Talk 2: The Embodied Imagination
More often than not we think about the imagination primarily as a mental faculty, rather than a form of imaginative understanding rooted in our senses and experience. Since the Greeks, western culture has tended to privilege sight and vision – the “image” – as the most important and reliable of all senses. Hebrew thinking and sensing, by contrast, always implied a multi-sensory dynamic, involving not only the eyes and ears, but also smell, taste and touch. Most of our common metaphors – hard, soft, warm, porous, sticky and so on – are rooted in physical experiences of textures and surfaces. Both the scientific and the artistic imagination are rooted in physical, embodied engagements with the world, but with different foci of attention. Scientific research aims at a deeper, quantifiable understanding of the laws and structures of our world whereas the arts aim to articulate human affective experience.
Mike Clifford
On Science and the Imagination
The talk explored the apparent tension between objective science and creative thought. Examples of subconscious inspiration through dreams were discussed along with imaginative use of scientific knowledge in disparate scientific fields from pure mathematics to engineering. Concepts such as genius and inspiration were unpacked in sympathy with a Christian world-view.
Maithrie White
Imagination and Intellect: Six Impossible Things Before Breakfast
“Why, sometimes I’ve believed as many as six impossible things before breakfast.” (Lewis Carroll – Alice in Wonderland and Through the Looking Glass). Why should we believe six impossible things before breakfast? Starting the day imagining things with God can make a significant difference to our lives.

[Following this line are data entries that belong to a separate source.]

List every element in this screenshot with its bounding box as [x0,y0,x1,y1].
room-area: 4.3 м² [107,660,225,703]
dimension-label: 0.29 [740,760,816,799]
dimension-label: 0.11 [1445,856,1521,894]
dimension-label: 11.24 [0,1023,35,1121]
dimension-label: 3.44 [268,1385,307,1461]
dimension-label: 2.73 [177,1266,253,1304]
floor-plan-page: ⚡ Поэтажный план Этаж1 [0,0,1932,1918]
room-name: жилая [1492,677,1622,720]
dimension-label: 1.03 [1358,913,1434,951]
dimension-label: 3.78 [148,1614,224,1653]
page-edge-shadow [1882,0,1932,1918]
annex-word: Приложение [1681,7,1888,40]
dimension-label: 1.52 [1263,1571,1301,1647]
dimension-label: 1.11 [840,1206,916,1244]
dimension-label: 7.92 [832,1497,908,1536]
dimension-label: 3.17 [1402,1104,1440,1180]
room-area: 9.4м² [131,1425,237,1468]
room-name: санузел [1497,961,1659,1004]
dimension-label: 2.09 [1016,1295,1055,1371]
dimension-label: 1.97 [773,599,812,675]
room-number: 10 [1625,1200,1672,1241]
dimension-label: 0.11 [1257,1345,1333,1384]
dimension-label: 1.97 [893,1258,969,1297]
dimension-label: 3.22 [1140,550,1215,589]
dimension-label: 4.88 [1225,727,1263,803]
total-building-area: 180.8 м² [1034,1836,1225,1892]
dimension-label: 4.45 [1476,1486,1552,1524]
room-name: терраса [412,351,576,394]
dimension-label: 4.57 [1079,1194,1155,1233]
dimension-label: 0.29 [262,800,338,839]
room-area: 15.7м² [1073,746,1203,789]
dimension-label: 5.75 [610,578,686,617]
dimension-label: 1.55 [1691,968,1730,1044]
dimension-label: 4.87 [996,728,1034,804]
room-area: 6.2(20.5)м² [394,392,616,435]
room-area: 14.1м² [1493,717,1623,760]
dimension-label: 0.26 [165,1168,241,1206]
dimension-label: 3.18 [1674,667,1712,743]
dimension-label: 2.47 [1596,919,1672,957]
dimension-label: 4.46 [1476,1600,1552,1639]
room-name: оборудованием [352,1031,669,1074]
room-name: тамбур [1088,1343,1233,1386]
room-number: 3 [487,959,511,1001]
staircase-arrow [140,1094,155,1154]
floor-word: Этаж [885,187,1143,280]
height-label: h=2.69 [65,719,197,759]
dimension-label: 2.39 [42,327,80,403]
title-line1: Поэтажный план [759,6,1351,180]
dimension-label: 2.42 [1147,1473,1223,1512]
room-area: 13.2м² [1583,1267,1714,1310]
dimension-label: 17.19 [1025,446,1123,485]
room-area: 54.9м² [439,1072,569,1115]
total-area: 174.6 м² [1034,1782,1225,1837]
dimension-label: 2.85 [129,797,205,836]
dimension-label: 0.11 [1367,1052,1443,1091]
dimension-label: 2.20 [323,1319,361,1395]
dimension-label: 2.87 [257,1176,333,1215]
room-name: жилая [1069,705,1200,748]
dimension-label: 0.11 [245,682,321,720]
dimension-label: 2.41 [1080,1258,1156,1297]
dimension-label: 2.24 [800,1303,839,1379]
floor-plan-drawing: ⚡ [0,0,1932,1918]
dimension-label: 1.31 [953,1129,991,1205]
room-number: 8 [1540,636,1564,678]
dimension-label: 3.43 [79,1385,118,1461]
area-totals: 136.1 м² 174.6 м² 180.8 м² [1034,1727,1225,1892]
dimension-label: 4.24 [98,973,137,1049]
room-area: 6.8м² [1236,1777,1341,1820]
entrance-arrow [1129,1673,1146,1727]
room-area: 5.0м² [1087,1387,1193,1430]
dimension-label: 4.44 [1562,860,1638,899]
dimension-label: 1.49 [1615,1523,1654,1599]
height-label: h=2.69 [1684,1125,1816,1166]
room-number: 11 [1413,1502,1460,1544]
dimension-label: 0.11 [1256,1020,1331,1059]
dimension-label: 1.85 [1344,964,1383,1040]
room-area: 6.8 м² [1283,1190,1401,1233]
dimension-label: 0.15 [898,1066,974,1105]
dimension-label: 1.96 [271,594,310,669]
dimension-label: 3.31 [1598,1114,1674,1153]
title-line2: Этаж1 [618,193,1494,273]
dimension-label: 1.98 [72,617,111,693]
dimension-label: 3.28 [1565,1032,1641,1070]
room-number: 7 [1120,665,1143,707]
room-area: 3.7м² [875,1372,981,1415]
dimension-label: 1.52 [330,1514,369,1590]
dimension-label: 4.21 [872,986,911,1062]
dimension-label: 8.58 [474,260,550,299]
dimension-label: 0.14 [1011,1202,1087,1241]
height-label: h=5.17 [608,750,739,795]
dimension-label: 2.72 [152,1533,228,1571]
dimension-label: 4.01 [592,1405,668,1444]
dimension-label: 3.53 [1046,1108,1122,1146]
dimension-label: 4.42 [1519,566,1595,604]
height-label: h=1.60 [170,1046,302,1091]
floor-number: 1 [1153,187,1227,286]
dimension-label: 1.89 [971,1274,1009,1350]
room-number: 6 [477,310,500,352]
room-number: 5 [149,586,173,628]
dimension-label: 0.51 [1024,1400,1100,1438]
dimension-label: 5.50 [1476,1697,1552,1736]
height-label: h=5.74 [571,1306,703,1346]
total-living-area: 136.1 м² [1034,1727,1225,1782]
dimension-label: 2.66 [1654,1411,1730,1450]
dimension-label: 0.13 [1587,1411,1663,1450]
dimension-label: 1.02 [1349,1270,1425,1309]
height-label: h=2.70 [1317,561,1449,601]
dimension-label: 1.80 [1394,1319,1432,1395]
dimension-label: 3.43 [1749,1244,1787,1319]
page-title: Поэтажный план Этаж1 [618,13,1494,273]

Imagination resurrects the creative child in us; Imagination is a result of being created in the image of God and ignoring it makes us and our world poorer; Imagination is a part of Faith and a bigger imagination results in a bigger Faith; Imagination can enhance our worship and relationship with God ; Imagination in our daily life will enrich our humanity; Imagining six impossible things before breakfast will transform our imaginations and minds as we engage in research and study.